Hi,
wondering if anyone has done proxying with Reitit/ring -combo for very large data sets? We have a situation where we would like to just proxy a request and its response, but Jetty dies after a naivistic clj-http/get call with (without decompression ofc)
; java.lang.OutOfMemoryError: Required array length 2147483638 + 4484 is too large
So, I assume the response size demands streaming and I looked at a very old ring-proxy lib, but kind of didn't want to take it into use, so decided to ask if someone has dealt with a similar issue.it could just work out if you hand the :body inputstream you get from the ring request to the ring response
anyway, that's how ring output streaming works, just have your response :body be an instance of InputStream
http://ring.util.io/piped-input-stream can help you construct an inputstream if you need some processing as well
though you might need to use async ring to get all the benefits...
I've done response streaming with sync ring and it's worked out fine, even for multi-gigabyte responses.
Is there a recommended approach to keep the original ring request body around, perhaps as a byte array, when using the reitit/muuntaja decoding middleware? I need the original body for a signature verification but I can’t assume the body is a string for all cases, https://github.com/metosin/muuntaja/issues/143.
I guess I could read the body as a string (e.g. using ring.util.request/body-string), so that I get a consistent value, no matter what the original body was (e.g. original body could be string, input stream, etc) and then stash a byte array copy somewhere for the signature verification and replace the :body key with an input stream derived from the string.
Seems a bit convoluted, so I’m looking for potential alternative approaches.
I’ve done it based on some previous advice from here or GitHub. I’ll find it later and post back
I can't speak from a reitit perspective, but turning the body from a an input stream into a string and then into a byte array is kind of silly, you should just go right to a byte array.
request/body-string is problematic because it builds a string using the default jvm encoding, not the encoding that may have been specified for the request.
Ok so I wasn't using muuntaja or facing the exact same issue as you but I did have a need to have both the raw body and the string/parsed body, to use for signature verification.
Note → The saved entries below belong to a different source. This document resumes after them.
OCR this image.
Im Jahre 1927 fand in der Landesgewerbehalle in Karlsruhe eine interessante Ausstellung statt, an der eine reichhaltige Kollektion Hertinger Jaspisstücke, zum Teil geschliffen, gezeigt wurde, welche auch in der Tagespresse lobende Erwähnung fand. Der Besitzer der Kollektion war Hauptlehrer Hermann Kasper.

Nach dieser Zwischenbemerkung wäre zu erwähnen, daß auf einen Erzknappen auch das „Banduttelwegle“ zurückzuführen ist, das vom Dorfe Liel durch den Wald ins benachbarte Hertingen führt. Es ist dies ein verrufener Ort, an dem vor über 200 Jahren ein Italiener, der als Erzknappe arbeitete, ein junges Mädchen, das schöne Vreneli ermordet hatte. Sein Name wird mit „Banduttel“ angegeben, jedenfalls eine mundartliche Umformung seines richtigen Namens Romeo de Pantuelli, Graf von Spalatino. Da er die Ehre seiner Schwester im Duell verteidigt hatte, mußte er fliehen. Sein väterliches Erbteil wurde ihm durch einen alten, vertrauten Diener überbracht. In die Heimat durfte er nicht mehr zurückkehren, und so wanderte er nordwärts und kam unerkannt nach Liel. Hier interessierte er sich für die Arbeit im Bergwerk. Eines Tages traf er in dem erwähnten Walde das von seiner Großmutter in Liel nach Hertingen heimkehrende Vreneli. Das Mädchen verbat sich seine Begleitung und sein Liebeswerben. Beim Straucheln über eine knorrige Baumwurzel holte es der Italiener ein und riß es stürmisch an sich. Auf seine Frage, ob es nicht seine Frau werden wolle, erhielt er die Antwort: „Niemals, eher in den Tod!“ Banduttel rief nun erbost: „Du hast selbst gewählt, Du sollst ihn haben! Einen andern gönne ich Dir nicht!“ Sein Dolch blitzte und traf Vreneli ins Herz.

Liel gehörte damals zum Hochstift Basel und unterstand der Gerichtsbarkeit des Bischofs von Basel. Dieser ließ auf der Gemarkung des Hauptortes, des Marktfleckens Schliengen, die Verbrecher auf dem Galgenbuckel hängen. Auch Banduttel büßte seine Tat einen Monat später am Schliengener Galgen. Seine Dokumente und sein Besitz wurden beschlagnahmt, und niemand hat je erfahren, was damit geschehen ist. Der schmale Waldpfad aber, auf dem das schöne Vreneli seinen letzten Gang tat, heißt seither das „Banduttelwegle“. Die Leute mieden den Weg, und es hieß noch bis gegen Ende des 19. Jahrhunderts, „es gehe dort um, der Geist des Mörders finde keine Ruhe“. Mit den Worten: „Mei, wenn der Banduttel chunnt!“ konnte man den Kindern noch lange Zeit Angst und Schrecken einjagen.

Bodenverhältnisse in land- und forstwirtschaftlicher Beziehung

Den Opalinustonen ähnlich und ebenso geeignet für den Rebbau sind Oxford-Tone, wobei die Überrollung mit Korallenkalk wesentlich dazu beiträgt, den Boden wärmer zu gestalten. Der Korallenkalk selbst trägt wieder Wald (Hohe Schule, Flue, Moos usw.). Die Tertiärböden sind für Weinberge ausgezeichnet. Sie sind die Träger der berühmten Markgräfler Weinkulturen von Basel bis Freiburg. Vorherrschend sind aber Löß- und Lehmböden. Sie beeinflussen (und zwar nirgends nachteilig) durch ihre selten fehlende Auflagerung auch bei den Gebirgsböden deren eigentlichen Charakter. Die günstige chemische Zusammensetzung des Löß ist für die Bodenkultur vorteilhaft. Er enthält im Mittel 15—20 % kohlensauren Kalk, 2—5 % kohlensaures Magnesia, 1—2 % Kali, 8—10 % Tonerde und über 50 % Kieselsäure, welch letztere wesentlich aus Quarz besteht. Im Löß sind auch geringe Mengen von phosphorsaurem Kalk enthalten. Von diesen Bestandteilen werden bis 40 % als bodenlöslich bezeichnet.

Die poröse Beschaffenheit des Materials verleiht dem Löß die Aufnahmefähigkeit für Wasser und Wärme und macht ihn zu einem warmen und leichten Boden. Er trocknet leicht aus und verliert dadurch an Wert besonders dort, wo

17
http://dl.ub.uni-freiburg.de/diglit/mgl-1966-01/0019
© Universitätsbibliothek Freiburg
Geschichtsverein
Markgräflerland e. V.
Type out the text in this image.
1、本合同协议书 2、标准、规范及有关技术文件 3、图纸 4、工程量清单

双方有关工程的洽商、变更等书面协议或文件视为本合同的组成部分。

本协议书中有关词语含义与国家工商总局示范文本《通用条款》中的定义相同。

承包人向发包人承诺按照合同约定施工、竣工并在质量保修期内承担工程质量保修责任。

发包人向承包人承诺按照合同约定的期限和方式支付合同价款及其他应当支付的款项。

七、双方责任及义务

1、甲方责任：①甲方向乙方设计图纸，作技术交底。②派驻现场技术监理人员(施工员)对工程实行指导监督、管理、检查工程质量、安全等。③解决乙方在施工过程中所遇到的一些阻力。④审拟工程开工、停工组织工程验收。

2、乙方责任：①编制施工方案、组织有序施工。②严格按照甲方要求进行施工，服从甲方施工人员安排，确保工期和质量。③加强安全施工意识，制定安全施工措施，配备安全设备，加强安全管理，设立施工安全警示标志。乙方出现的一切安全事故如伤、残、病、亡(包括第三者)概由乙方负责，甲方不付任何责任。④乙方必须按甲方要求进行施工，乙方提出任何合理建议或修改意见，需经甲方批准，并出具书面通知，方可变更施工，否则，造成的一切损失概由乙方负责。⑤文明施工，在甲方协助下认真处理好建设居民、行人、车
I've achieved it with a middldeware. It's similar to your link but does a few more things.
(defn wrap-raw-body [handler]
(fn [request]
(let [buffered-body (slurp (:body request))
body-stream (io/input-stream (.getBytes buffered-body))
parsed-body (json/read-str buffered-body :key-fn keyword)]
(handler (assoc request :body body-stream :raw-body buffered-body
:body-params parsed-body)))))
You can inspire yourself from that to achieve your specific goal.
See below for previous discussion AND for a link to the discussion before that
https://clojurians.slack.com/archives/C7YF1SBT3/p1704477941426189
https://clojurians.slack.com/archives/C0K65B20P/p1696055080976369 (this one was pedestal rather than reitit but the principle is the same)Thanks y’all for the tips!
I think my scenario is slightly more convoluted, will document it here for posterity (and also to make sure I understand what I’m doing):
• I have endpoints in my router that expect the body encoded as a string (e.g. utf-8 json string) and others that expect data as binary.
• muuntaja is applied for all incoming requests in all routes. If it detects a string encoding and a known content type, it will:
◦ take the value of body as a string (I’m not entirely sure how it does that, I assume there’s a protocol or multimethod somewhere that deals with both strings and streams).
◦ parses it accordingly (e.g. json, edn, etc)
◦ the original body is not discarded, but if it was a stream, it will be empty now
• I have this one specific route which needs access to the original body value. If I want to preserve the original value, I need a middleware that runs before muuntaja.
• However, muuntaja doesn’t appear to deal with :body being a byte-array. It expects string or stream. So if I want to keep using muuntaja as it is, I need to copy my byte array somewhere else (e.g. a :original-body key) and then create a new stream or string from the byte array and put it back into :body
• ring.util.request/body-string is no good indeed also because of the use case for accepting binary data
As a stopgap solution I ended up splitting my middleware stack into two and running the special middleware that always converts body to a string only for the specific endpoint that needs access to the original data. This works fine but is not super elegant, so I’m trying to find a solution that harmonizes all use cases in a single middleware stack.